Kingswood Community grows as construction continues6th Nov 2020
Among the many things we had to worry about this year was the spectre of half-ﬁnished constructions just sitting there – some with roofs, some with half roofs, and some completely rooﬂess and exposed to the elements.
It’s kind of a depressing sight, and it brought home very starkly the fact that business was not as usual. Well, things are still not quite as usual but, since the construction industry has been back at work, those half-ﬁnished houses have rapidly been becoming homes. It has been a stressful time, so we caught up with a new owner to ﬁnd out how he has coped with the inevitable delays.
Charles and Daleen Rowe bought a plot at Kingswood, started building as soon as they gotthe plans passed late last year, and they imagined be moving into their new home by July 2020. Getting the plans passed by Kingswood was a breeze, Charles said. ‘If you comply with the rules in the Contractors Code of Conduct, it’s no problem at all.’ But, after that, the smooth sailing got a little less smooth.
‘We started building at the end of last year,’ he says. ‘We laid the foundations in November, and things went well until March, when it all came to a grinding halt. By then the brickwork and ﬁrst ﬂoor slab were mostly done, but nothing more than that, and anyone who has built a home knows you at least want the roof on if you have to put construction on hold.’
As lockdown restrictions were relaxed, he could start building again, which his builder, Charles La Cock of , CLC Construction, did with great enthusiasm. But there were still a few hitches. Because of the lockdown and restrictions on imports, there was a huge backlog in materials, which could have caused further delays. Realising that everyone would be clamouring for materials, they immediately placed their orders for what was needed. It soon got sorted out, as the industry moved into top gear to catch up on lost time, and construction has been going really well the last few months.
So, as we chatted to him, he showed us around his almost-ﬁnished new home, which ﬁnally looks a lot more like a house than a building site. He particularly loves the views in Kingswood, and the architect Chris Kleu has designed the house to make the most of them and has carefully oriented the house to take full advantage of the sun, creating warmth in winter, shade in summer, and natural light throughout the year. Construction is scheduled to be completed early November, and they will be moving in soon thereafter.
‘There will still be a lot to do,’ Charles says. ‘Daleen has started with the garden and hopes to get it looking presentable before Christmas. And moving is always quite a mission. But,’ he says with a huge smile, ‘I can’t wait to chill out with a cold beer or a glass of good wine on our veranda to admire the view.’ If you look around, you will notice that building is going ahead at a great rate all over the estate, so you can look forward to more new neighbours moving in and enhancing the Kingswood community.
Update: New Developments
The estate is growing fast, with 155 additional properties recently brought to market in Phase 4, which is designed to be user-friendly for both serious golfers and non-golﬁ ng families. Phase 4 infrastructure is about 85% completed. Proposed for future development is the clubhouse, so watch this space to see how this unfolds.
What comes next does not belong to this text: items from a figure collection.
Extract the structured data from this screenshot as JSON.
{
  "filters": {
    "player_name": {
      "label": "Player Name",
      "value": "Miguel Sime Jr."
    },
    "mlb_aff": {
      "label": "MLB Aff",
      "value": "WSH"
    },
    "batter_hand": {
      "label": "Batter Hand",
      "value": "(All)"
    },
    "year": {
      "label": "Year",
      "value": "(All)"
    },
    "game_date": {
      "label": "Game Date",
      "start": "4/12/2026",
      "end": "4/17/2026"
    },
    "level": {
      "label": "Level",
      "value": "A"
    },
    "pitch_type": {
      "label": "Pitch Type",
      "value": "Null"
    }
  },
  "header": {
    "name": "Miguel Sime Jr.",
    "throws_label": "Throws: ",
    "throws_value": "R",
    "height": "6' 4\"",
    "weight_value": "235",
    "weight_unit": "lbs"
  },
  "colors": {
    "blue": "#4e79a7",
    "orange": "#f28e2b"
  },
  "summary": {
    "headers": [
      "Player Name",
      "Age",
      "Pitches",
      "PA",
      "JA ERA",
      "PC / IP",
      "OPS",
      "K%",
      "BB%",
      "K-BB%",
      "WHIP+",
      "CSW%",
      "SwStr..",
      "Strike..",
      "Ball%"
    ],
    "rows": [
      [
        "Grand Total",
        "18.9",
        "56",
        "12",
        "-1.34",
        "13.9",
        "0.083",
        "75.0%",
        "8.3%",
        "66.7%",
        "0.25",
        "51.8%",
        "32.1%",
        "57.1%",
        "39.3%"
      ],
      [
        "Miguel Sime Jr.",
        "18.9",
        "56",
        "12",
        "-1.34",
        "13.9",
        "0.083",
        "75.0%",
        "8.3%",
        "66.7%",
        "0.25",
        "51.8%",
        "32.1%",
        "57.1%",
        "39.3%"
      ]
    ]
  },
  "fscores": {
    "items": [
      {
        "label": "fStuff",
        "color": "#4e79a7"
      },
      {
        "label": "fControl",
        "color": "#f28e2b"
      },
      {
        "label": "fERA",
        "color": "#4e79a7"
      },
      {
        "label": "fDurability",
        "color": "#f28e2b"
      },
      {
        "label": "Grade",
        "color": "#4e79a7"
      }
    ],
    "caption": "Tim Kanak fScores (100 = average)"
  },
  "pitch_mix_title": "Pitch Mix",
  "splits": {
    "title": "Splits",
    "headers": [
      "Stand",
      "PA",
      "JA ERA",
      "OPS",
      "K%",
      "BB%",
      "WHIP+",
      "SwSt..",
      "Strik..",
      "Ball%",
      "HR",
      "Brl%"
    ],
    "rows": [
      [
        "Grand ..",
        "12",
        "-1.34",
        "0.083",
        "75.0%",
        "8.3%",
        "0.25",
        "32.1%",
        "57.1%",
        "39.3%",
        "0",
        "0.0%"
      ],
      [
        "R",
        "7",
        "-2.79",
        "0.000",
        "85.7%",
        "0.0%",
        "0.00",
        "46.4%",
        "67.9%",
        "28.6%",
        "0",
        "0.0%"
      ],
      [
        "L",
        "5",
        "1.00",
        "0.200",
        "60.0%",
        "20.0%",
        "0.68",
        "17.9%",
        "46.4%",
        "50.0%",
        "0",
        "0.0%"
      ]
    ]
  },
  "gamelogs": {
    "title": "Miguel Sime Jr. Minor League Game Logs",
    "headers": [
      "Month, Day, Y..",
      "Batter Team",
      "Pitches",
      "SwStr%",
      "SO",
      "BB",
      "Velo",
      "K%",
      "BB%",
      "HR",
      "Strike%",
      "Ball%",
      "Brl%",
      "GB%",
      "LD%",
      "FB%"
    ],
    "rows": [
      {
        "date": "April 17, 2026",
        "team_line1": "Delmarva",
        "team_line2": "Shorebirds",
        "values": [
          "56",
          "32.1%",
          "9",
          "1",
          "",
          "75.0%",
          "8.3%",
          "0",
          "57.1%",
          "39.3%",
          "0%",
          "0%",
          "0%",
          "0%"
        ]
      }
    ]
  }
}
Daniel de Wet, who is responsible for and personally involved in all operations such as maintenance and upkeep of the facilities and infrastructure, says: ‘We have 620 levy-paying stands at present, which will increase by another 155 when Phase 4 is completed early in the new year. We have 463 completed homes, 25 under construction, and 124 vacant properties of which 69 have approved plans. We have grown by 40 homes a year since 2011.’
This bodes well for the future of the estate, particularly as – as Dan explains – ‘we have a wonderful pool of architects who are familiar with our aesthetics and style guidelines, and who design fabulous homes individually tailored for each client.’ This, he continues, is important, because ‘nobody wants to live in an estate of cookie-cutter houses. This way we ensure diversity, but to a well-deﬁned standard and within a speciﬁc aesthetic.’